The hybridization of central atoms of compounds A, B, C and D are `sp^(3)d, sp^(3), sp^(2) and sp` respectively. If compounds A and D have same shape like `I_(3)^(-)` and compounds B and C have same shape like water structure. Then calculate value of "P+Q+R+S", where P, Q, R, and S are number of lone pairs on central atoms of compounds A, B, C and D respectively.

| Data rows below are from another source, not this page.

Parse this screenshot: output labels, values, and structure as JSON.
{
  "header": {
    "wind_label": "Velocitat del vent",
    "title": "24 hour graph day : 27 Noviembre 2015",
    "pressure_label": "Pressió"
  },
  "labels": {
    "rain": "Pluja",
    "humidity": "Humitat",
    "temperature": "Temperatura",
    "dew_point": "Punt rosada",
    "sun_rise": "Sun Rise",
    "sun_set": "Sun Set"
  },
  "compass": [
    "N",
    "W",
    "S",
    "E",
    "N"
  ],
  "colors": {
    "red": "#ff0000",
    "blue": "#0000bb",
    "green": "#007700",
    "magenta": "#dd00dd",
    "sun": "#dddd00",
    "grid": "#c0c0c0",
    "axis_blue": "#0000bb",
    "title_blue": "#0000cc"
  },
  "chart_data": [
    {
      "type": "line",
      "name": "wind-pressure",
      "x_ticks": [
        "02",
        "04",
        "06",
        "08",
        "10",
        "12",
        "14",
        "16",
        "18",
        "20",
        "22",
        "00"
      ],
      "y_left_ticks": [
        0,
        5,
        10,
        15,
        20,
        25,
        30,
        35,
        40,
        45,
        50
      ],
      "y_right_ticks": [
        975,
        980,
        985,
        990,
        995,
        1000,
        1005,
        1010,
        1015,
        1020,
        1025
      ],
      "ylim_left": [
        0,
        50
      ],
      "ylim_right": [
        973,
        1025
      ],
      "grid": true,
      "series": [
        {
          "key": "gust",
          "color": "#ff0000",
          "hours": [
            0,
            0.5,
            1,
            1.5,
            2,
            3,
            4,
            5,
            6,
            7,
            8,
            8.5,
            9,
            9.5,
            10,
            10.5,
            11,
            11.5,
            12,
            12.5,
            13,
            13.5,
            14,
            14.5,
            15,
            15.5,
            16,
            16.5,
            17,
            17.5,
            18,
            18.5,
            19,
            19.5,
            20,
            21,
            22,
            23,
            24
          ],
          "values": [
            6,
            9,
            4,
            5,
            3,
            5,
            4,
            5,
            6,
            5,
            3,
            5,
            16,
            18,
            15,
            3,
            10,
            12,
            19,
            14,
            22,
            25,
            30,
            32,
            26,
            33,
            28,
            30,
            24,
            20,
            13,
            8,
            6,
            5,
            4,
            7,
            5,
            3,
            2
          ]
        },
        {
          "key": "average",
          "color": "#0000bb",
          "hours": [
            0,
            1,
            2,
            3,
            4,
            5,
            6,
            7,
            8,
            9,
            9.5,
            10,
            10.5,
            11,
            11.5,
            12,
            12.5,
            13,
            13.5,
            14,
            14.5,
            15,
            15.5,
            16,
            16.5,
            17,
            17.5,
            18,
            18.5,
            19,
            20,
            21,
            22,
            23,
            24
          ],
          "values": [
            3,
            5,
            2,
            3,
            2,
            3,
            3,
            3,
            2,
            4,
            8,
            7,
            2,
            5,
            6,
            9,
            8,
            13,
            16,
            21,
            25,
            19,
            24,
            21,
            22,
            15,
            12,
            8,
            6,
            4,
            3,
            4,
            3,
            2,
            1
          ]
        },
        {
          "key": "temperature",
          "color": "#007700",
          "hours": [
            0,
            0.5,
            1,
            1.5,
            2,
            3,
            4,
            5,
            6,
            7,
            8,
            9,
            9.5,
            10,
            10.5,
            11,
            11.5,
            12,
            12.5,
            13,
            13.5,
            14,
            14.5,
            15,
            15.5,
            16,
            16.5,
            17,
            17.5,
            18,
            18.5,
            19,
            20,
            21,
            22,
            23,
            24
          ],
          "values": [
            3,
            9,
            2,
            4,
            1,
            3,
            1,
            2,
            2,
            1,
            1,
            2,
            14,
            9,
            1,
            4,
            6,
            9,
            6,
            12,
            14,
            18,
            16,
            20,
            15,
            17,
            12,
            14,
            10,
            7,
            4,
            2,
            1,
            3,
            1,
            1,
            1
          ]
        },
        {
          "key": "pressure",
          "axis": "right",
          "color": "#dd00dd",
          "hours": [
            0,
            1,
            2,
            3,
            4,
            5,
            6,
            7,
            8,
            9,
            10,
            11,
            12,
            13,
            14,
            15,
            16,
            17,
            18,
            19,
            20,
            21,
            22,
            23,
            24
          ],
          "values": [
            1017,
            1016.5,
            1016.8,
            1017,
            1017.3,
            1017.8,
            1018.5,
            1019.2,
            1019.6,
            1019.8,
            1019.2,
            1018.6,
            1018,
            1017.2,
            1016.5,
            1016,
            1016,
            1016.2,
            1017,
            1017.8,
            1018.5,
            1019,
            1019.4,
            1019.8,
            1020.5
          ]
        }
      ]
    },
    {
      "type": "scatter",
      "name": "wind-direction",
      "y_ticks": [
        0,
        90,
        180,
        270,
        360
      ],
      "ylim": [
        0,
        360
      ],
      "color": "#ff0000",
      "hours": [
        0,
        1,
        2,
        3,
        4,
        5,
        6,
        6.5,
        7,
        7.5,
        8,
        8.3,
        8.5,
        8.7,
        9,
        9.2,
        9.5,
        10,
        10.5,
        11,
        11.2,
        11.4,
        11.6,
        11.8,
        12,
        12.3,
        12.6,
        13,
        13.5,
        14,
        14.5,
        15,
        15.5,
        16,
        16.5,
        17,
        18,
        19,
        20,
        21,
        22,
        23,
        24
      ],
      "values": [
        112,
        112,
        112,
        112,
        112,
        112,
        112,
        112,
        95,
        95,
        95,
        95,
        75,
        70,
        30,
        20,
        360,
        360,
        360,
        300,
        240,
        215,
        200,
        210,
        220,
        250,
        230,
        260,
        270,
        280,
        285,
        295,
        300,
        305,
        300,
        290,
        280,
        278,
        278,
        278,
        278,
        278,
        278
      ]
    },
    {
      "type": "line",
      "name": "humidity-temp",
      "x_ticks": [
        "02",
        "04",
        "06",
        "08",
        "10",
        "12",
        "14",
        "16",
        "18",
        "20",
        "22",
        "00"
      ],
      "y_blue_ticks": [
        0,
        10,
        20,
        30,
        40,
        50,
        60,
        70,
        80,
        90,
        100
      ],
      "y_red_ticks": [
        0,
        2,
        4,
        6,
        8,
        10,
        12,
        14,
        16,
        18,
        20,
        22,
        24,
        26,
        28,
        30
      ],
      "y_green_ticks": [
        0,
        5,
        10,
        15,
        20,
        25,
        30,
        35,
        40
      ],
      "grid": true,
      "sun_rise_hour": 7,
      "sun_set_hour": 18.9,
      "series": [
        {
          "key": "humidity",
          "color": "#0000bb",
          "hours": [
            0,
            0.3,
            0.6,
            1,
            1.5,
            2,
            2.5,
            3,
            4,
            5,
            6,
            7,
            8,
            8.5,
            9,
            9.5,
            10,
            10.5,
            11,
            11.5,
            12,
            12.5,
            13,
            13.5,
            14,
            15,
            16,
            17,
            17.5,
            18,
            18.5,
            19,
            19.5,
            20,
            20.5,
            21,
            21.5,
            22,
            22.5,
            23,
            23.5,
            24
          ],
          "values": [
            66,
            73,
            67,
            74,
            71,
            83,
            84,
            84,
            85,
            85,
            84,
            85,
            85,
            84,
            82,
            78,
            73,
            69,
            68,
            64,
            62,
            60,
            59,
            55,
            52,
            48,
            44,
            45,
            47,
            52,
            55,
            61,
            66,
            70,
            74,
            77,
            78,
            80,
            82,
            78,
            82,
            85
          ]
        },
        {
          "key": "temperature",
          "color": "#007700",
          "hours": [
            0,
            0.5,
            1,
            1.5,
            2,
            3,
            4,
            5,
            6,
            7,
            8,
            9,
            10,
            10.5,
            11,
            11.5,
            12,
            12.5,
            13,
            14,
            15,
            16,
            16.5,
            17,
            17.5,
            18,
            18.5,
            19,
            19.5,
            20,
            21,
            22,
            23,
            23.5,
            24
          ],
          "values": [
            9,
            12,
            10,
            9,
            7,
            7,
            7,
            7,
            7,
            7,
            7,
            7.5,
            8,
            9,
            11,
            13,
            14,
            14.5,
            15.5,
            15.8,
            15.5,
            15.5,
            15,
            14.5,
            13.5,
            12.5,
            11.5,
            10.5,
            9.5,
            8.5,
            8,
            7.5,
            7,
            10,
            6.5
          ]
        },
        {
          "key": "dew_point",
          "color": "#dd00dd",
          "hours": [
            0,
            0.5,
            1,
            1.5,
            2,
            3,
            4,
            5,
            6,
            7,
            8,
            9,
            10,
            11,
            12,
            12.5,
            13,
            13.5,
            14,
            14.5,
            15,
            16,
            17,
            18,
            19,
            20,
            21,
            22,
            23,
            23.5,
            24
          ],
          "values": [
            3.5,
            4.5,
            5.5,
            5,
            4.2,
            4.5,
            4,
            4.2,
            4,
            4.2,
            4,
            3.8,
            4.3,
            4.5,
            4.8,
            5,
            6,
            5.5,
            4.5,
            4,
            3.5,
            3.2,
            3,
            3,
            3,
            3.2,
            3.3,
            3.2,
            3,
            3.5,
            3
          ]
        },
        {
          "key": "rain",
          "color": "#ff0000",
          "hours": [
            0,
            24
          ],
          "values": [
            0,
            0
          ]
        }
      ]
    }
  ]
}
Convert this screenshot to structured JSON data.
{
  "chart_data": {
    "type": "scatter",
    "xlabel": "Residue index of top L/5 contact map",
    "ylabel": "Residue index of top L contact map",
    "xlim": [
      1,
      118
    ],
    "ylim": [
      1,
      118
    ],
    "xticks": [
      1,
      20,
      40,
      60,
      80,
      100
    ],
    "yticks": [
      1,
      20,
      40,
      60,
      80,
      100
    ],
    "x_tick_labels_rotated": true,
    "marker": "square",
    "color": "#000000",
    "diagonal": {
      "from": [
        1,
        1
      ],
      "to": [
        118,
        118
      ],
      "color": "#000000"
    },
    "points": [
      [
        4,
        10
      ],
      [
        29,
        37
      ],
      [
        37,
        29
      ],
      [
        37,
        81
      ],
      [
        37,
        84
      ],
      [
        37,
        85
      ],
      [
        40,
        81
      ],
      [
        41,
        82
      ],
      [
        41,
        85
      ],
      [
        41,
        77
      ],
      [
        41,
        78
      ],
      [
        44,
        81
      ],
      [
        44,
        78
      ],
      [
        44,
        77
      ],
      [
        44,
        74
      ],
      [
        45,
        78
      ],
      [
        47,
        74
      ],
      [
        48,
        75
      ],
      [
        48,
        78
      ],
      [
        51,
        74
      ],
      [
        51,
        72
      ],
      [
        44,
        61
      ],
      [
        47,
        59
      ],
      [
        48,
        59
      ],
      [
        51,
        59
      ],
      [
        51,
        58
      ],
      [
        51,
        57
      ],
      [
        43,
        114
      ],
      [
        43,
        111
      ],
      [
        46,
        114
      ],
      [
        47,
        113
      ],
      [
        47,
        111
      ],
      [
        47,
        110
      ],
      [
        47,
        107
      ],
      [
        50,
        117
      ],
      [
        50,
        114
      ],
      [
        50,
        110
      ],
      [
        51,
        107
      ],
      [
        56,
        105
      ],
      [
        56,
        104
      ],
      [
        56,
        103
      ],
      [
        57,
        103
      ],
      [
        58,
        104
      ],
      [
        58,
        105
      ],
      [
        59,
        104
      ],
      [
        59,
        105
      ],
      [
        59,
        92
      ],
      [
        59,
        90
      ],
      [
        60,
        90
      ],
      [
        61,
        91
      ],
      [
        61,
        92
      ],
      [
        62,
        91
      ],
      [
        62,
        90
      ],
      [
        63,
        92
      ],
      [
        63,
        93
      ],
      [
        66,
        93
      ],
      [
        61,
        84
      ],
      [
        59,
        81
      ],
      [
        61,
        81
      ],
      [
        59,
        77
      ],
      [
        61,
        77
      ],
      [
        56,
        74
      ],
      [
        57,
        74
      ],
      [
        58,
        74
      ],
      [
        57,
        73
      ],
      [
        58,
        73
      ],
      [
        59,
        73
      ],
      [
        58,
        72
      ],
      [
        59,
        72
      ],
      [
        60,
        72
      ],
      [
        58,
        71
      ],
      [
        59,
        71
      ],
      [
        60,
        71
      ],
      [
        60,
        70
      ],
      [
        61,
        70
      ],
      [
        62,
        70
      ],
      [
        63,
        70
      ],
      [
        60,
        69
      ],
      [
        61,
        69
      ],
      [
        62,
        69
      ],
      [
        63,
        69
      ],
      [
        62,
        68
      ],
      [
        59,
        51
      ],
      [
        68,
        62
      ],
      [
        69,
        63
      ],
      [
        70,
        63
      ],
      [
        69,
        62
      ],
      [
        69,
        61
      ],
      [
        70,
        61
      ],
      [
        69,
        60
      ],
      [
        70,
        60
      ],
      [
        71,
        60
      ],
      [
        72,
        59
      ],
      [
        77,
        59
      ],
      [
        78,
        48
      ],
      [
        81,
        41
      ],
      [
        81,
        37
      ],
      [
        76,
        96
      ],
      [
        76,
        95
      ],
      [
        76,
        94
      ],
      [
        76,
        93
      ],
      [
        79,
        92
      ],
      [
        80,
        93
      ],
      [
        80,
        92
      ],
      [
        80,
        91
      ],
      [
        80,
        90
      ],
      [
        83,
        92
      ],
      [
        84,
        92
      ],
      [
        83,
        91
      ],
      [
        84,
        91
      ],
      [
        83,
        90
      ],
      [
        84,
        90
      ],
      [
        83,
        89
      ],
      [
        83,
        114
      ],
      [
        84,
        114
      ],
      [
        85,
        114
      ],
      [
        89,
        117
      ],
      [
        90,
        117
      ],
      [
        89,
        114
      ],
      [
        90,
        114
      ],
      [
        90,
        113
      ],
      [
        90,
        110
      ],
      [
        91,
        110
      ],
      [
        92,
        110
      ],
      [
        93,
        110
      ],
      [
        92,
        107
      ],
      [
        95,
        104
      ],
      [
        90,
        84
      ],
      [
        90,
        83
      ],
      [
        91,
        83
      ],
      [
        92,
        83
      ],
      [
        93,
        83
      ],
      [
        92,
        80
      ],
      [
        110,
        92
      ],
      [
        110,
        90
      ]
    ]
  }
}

To solve the problem, we need to determine the number of lone pairs on the central atoms of compounds A, B, C, and D based on their hybridization and the shapes provided. ### Step-by-Step Solution: 1. **Identify the Hybridization and Shapes:** - Compound A: Hybridization = sp³d (Shape: I₃⁻) - Compound B: Hybridization = sp³ (Shape: Water) - Compound C: Hybridization = sp² (Shape: Water) - Compound D: Hybridization = sp (Shape: I₃⁻) 2. **Determine the Lone Pairs for Compound A (sp³d):** - The I₃⁻ ion has a linear shape with three lone pairs on the central atom (Iodine). - Therefore, for compound A, P (the number of lone pairs) = 3. 3. **Determine the Lone Pairs for Compound B (sp³):** - Water (H₂O) has a bent shape with two lone pairs on the central atom (Oxygen). - Therefore, for compound B, Q (the number of lone pairs) = 2. 4. **Determine the Lone Pairs for Compound C (sp²):** - The sp² hybridized atom in a water-like structure has one lone pair (for example, in a molecule like SO₂). - Therefore, for compound C, R (the number of lone pairs) = 1. 5. **Determine the Lone Pairs for Compound D (sp):** - The sp hybridized atom in a linear structure (like in I₃⁻) has no lone pairs. - Therefore, for compound D, S (the number of lone pairs) = 0. 6. **Calculate the Total:** - Now we add the values of P, Q, R, and S: \[ P + Q + R + S = 3 + 2 + 1 + 0 = 6 \] ### Final Answer: The value of \( P + Q + R + S \) is **6**.